Newswise — The U.S. continues to see Covid-19 vaccinations gradually increasing nationwide, with nearly 66% of all adults now having at least one vaccine dose according to CDC’s COVID Data Tracker, yet disparities have been noted in vaccination rates across races and geographic areas. A new dashboard shows differences in vaccination rates by race across Georgia’s counties.
The Georgia COVID-19 Vaccine Dashboard displays vaccination rates by race and county, and the differences between white and black vaccination rates, for the entire population and for the 65+ age group.
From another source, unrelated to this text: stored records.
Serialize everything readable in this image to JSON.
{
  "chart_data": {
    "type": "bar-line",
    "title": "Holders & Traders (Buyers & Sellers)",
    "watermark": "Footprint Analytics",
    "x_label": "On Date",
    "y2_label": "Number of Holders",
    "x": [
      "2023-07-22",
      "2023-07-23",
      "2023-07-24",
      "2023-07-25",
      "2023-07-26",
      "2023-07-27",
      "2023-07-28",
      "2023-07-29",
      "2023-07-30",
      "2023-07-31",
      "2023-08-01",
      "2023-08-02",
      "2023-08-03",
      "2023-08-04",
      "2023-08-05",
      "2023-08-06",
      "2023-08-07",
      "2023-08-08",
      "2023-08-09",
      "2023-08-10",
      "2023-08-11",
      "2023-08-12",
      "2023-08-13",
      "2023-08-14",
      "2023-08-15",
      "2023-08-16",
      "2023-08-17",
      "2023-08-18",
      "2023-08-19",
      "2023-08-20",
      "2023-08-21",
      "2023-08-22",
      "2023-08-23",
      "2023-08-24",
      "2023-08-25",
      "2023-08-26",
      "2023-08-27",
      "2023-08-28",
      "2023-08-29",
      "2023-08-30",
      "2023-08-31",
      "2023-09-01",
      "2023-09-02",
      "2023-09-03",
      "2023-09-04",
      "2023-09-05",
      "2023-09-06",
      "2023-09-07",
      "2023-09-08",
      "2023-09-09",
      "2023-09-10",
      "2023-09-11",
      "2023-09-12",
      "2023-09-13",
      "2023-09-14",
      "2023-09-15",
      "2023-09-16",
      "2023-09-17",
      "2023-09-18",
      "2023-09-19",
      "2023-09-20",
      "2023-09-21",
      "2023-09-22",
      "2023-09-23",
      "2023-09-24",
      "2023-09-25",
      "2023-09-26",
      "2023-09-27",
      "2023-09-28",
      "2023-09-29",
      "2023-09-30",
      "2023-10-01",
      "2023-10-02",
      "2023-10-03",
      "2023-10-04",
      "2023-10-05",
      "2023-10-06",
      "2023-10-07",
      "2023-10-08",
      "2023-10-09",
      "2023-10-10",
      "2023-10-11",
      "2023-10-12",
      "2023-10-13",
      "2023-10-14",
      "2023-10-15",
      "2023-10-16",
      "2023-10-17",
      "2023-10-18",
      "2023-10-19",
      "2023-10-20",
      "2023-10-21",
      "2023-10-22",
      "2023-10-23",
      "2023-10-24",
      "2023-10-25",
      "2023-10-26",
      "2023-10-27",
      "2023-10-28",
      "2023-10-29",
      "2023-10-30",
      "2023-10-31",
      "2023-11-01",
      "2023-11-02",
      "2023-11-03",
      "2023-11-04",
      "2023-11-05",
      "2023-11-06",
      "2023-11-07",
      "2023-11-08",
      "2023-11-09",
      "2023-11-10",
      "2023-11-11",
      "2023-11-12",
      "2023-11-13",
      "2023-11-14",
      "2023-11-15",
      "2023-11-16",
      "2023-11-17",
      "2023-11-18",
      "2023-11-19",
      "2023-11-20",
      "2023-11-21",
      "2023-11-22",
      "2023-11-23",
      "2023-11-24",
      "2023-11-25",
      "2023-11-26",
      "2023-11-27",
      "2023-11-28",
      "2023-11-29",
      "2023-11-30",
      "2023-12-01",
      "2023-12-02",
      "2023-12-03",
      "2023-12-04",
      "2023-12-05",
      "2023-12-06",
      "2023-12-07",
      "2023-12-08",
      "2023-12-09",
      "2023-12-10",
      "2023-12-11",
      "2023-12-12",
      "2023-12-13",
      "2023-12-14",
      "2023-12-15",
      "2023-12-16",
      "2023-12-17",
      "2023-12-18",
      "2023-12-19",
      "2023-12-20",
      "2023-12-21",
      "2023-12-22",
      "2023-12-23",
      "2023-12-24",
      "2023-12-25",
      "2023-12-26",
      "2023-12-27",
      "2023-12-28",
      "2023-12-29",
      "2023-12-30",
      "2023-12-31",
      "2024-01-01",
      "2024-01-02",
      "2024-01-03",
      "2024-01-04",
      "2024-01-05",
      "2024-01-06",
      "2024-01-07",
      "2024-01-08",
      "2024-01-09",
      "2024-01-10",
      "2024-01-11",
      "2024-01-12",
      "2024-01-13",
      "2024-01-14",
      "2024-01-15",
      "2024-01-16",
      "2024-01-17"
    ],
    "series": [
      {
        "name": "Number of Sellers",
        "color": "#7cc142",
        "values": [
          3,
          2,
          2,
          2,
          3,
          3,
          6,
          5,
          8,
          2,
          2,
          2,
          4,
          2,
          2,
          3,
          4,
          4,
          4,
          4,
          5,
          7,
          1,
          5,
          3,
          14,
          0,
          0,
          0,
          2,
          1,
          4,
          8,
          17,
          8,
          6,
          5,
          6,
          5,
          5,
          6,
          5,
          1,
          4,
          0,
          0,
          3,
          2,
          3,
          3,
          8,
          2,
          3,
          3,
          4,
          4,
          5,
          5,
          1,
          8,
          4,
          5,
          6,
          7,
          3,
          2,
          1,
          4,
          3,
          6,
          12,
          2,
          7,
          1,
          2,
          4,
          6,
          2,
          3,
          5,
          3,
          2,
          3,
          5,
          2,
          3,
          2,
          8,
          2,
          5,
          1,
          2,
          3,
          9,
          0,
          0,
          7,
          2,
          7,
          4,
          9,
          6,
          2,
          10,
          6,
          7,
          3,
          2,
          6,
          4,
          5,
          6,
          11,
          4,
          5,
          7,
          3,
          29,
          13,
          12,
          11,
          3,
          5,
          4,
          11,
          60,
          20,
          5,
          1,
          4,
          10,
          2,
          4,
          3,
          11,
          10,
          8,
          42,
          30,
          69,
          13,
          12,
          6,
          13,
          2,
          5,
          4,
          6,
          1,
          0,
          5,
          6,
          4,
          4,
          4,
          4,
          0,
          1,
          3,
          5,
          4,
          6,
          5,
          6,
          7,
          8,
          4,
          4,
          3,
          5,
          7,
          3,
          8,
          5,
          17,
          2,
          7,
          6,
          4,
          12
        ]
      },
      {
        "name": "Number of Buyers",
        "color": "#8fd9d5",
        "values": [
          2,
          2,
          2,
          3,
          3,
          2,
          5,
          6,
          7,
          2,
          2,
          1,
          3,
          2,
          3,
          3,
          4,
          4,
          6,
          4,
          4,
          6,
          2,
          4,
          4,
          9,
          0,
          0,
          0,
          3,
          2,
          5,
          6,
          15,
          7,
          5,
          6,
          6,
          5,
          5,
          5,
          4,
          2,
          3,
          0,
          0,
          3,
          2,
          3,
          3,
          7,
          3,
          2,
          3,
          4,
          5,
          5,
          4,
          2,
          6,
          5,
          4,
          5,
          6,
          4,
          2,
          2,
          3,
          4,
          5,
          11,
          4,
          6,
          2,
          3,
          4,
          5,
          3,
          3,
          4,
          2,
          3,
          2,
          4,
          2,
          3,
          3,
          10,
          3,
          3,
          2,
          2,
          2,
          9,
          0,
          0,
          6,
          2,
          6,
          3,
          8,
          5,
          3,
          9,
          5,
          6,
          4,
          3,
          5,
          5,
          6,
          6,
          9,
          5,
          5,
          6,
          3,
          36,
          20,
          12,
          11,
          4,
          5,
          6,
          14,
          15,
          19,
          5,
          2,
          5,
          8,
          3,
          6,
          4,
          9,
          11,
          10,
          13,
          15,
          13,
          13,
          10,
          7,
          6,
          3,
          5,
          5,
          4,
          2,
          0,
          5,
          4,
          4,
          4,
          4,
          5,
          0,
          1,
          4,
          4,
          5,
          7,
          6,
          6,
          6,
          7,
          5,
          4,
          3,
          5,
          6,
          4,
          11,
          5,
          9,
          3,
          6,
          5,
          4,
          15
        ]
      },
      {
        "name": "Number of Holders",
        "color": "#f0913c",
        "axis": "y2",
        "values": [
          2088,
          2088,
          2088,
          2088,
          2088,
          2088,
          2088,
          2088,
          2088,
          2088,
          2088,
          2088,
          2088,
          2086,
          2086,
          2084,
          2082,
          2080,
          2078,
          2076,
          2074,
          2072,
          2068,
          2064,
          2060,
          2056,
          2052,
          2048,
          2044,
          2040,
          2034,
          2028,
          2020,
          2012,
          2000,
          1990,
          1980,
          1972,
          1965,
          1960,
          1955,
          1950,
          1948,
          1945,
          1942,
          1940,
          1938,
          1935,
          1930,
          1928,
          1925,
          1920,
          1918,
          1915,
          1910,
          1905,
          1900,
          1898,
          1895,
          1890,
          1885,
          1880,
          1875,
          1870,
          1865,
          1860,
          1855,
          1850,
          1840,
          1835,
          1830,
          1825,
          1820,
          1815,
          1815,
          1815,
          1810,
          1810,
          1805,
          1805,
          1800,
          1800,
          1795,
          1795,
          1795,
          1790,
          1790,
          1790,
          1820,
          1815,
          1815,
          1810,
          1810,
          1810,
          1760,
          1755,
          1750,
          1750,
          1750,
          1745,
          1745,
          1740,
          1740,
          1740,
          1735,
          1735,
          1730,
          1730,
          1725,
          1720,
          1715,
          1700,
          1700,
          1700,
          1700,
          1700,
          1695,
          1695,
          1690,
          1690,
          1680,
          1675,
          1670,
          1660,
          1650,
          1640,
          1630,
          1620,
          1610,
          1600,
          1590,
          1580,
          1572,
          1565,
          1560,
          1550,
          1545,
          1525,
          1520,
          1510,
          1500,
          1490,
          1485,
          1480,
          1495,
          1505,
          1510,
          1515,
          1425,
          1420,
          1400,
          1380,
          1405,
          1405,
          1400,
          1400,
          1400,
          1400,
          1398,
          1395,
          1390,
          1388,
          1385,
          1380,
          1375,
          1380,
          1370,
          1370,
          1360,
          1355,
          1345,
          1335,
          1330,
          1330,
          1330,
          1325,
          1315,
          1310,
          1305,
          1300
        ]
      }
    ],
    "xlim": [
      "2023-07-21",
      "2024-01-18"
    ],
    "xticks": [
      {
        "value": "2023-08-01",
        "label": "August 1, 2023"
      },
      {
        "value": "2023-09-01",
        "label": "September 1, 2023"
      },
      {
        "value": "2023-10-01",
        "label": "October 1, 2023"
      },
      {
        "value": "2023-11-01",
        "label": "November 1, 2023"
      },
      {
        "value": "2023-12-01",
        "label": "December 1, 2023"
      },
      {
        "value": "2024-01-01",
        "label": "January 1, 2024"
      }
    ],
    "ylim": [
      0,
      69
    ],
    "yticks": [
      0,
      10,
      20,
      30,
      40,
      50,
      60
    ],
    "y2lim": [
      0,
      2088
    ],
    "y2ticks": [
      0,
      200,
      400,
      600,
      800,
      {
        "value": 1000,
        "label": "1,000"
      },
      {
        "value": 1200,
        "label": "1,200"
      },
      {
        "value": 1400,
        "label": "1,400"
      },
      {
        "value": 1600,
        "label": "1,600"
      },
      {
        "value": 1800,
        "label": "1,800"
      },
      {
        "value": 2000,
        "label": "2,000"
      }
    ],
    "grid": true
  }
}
The dashboard also has an interactive map as well as an interactive table, which allow users to compare and rank counties by vaccination rates, social vulnerability index, and other indicators of equity.
As of June 3, the dashboard indicated that vaccination rates among white residents are higher than those of Black residents in all large metro counties as well as around 70% of all Georgia counties.
“There is a lot variability in different regions of the state, so we wanted to take a closer look from an equity perspective,” said Pinar Keskinocak, the William W. George Chair and Professor in the H. Milton Stewart School of Industrial and Systems Engineering at Georgia Tech and co-founder and director of the Center for Health and Humanitarian Systems (CHHS), an interdisciplinary research center at Georgia Tech.
The Georgia Tech team, including Ph.D. students Akane Fujimoto and Tyler Perini, was able to set up the dashboard, working closely with partners at the Georgia Department of Public Health (DPH). They shared early demos of the dashboard with both DPH and the Georgia Covid-19 Health Equity Council.
Robert Breiman, professor of global health, environmental health, and infectious diseases at Emory’s Rollins School of Public Health, considers the dashboard critical to the job facing the public health community both in targeting areas and population segments in the state with low vaccine coverage rates and understanding broader trends.
“The data contained within the vaccine equity dashboard are immensely important for Georgia. While figures like 70% to achieve herd immunity are often quoted, they are only meaningful if applied locally,” Breiman said. “Even if herd immunity targets are achieved nationally overall, where there are communities that have far lower coverage rates, the potential for virus transmission will persist. This dashboard will help to focus context-specific messaging programs and immunization campaigns so that we can close the doors on this pandemic.”
Georgia Tech’s vaccination dashboard results come as a new CDC MMWR report released at the end of May shows vaccination coverage was lower among adults living in counties with the highest social vulnerability. According to the CDC, disparities in county-level vaccination coverage by social vulnerability have increased as vaccine eligibility has expanded, especially in large suburban and nonmetropolitan counties.
Vaccination coverage among adults was lower among those living in counties with lower socioeconomic status and with higher percentages of households with children, single parents, and persons with disabilities.
According to CHHS Research Director Dima Nazzal, Georgia Tech’s dashboard shows high vaccination rates across both racial groups in some counties, and low rates in those below the poverty level, compared with the national average. Some counties currently have higher vaccination rates among white residents, including some of the large metro counties, while in a few counties the vaccination rate is higher among Black residents. The researchers acknowledge the multifaceted outreach efforts of DPH and local health departments to increase vaccination rates across the state and hope that the dashboard will support these efforts.
The research team is updating the dashboard as new data becomes available and finalizing a manuscript summarizing the key findings. They also are actively collecting data from other states to integrate into the dashboard.